大和桜

コラム

酒に訊け。

023

酒と味噌と醤油。

 一年のうちに複数回、鹿児島に来るようになってからもう12年くらい経っているのだが、いまだに慣れないのは味噌と醤油の味だ。ぼくは北海道出身だから、鹿児島の味噌と醤油はものすごく甘く感じてしまう。二度目か三度目に鹿児島に来た時に、友人にひとりで飲めるいいところないかと尋ねて、天文館の立ち飲みの店を教えてもらった(ちなみにこの店はいまはもうない)。友人が言うには「しめ鯖が最高」なのだそうだ。だから推薦の言葉に従い、まずはしめ鯖を頼んだ。運ばれてきたそれは、見るからに旨そうなものだった。ところが小皿の醤油につけて食べてみたら、すごく甘いのだ。ぼくにはこの甘みがしめ鯖に合っているとはまるで思えなかった。
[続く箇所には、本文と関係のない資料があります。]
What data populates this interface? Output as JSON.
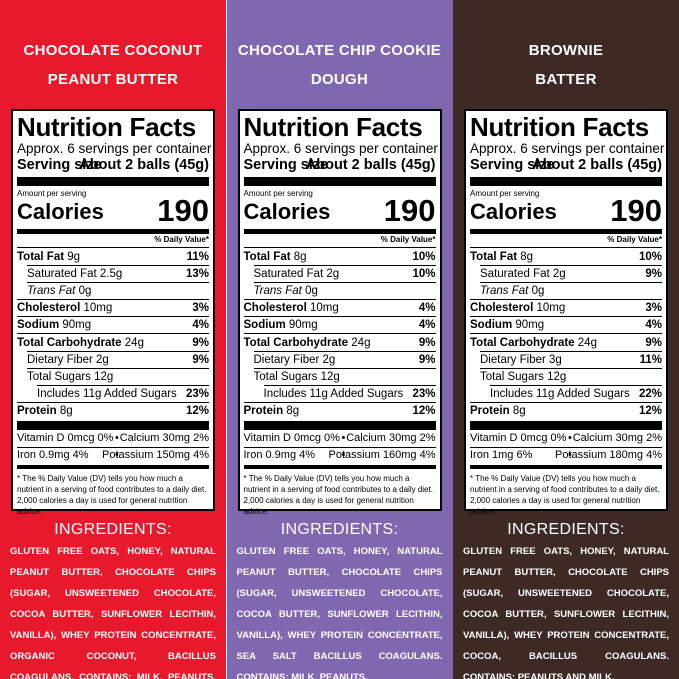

だからふた切れ目からは醤油をつけずに食べた。
 そのうち、懇意になる店が何軒かできて、味噌や醤油の話をするようになると、味噌は無理だけど醤油なら関東ふうのものもありますよと言って、食卓容器入りのキッコーマンを出してくれるようになった。懇意でなくとも、「辛口」と頼めばキッコーマンを用意しているところがあることも知った。鹿児島で新鮮な刺身を繰り返し食べていると、赤身や青味の魚は無理だけれど、白身の魚は鹿児島の甘い醤油のほうが合うのかもしれないと考えるようになり、ときどき試してみたりする。ただ、醤油は手元で替えがきくけれど、味噌はそれが難しい。
 夏になるとにがごりを食べる。いつもならチャンプルーにするのだが、その日の黒板に「ゴーヤとナスの味噌炒め」というのがあったから頼んでみた。もちろん甘かった。ところがその甘さが、飲んでいる焼酎の水割りにとてもよく合っていることに気がついた。焼酎がお湯割りではなく水割りだったからかもしれないけれど、逆に関東や東北の味噌で炒めたものだったら、こんなに素敵な組み合わせだと思わなかったかもしれない。
 阿佐ヶ谷に好きな居酒屋があって、そこの若い主人は東北の出身だから、彼のつくる料理の味はすごくぼくにフィットする。置いてあったかどうかもわからないほど、その店では焼酎を飲もうという気にはならず、日本酒の燗を頼む。鹿児島に滞在している間、日本酒を飲もうという気にならないのは味噌と醤油の味のせいだ。その土地の酒は、その土地の基本的な調味料と相性が良い。卵と鶏じゃないけれど、どちらが先かはわからないが、そこには分かち難い関係があるのだろう。
 風土ということを考えながら、ゴーヤとナスの味噌炒めをアテに飲む焼酎の水割りは最高だった。もうひとつ気づいたのは、鹿児島に来るようになって焼酎のお湯割りに目醒め、以来、焼酎は湯で割って飲むものと信じてきたが、水で割るほうが、それぞれの蔵の特徴的な味が際立ってくるのじゃないかということだ。今年は夏が過ぎ去ってからも、焼酎を水で割って飲むかもしれない。
(2019年8月31日)
岡本 仁

岡本 仁

オカモトヒトシ/編集者。1954年、北海道生まれ。マガジンハウスにて『ブルータス』『リラックス』『クウネル』などの雑誌編集に携わった後、2009年にランドスケーププロダクツへ。雑誌『暮しの手帖』や『& Premium』にてエッセイ連載中。